Tuesday, June 22, 2010

Friends

Starting a career that's 100-percent commission based can throw a wrench in the diet and exercise regime of someone who has to pay strict attention to what she eats -- especially when she is starting such a career with no savings account, really on a wing and a prayer, I suppose (although, I am not certain what that means, exactly... a wing and a prayer?).

During the first few months of this career transition, my eating program has fallen by the wayside and I'm fatter for it and less healthy. That isn't good, not at all. Some people can do fat gracefully. I am not one of those people. It's not just that I don't like the way I look. I don't like the way I feel. That's the big thing -- feeling effective and healthy.

Friends and family who support me in this career transition have been so kind. They gave me bags of groceries, grocery cards. I felt their love and I really appreciate them. But by the time I admitted I needed help with healthy groceries, I had already strayed from my program. Once I stray at all, it takes me months to find the willingness to follow it again. I thought I was willing to follow the food plan a few weeks ago but I wasn't. Today I am feeling willing and I took action by calling other people who follow the program I follow.

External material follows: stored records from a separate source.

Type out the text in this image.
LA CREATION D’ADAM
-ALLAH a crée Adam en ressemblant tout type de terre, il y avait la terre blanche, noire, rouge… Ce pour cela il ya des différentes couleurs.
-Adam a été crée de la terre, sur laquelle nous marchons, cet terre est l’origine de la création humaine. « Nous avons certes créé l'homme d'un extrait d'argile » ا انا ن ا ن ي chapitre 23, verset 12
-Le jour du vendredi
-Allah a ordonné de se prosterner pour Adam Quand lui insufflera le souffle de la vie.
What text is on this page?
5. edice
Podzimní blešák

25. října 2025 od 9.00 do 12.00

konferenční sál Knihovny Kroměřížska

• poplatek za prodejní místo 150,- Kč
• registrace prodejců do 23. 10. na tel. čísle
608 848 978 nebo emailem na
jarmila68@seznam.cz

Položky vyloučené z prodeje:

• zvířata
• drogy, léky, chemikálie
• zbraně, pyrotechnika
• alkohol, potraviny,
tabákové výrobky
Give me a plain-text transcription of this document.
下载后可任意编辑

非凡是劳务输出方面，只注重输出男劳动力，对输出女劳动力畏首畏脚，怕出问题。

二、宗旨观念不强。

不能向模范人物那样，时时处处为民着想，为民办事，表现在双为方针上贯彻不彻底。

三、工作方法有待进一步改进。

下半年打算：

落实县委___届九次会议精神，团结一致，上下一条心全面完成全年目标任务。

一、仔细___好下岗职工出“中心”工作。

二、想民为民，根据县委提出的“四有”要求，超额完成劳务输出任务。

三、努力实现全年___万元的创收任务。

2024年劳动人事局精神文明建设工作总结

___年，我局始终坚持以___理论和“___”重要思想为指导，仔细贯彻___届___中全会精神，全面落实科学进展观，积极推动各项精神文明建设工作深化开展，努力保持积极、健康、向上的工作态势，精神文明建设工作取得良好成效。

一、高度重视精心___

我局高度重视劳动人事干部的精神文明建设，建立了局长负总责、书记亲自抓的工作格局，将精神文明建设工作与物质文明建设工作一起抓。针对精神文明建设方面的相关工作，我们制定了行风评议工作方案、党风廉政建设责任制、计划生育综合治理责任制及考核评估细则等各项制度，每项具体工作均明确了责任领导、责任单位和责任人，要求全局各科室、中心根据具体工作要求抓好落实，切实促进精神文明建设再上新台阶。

When I feel effective and healthy I have more energy. When I feel effective and healthy I'm a much more dynamic salesperson.

I spoke with a friend of mine who does the same food program I do on the phone today. Like me, she has had a number of slips and road trips from the behaviors and community that support our healthy lifestyle. Currently she has been following the program for about sixty days. She's a mom, a teacher, a full-time student.

"Maybe the 57 K goal was unrealistic given that I didn't even get through sales school until half way through the second quarter of the year. I said, really, the 57 K goal is more like 90 K, maybe even 95 K. I think I might have been looking at this a little bit ridiculously. I mean health has to come first, right?"

"Yah!" She said. "I mean what is this 57 K goal anyway? I mean everybody knows about it because you published it. I mean the goal is paying your bills, not how much you make. The goal is paying your bills and putting some healthy food in your stomach."

Everyday wisdom.

Everyday goals.

This is why I need people in my life who know me outside of computers. This is why I need people who understand my eating and health issues.

Making 57 K may well be possible. Heck, I could make even more than that, I am told. Some new agents do. But none of it matters if I get fat in the process. Because, like I said, I just don't do attractive, robust, healthy fat. If I get fat it's accompanied by stressed, depressed and lethargic.

Just for today -- not going there!



I won't be blogging much about the weight and eating issue. I think it's a private matter and I'm not out here to become a diet guru. But I do think it is important to note that it is something that I deal with while I make this career transition. Everybody has something, right? We all have our issues that can throw us off our game. Eating is mine. I'm really grateful to have a way to deal with it.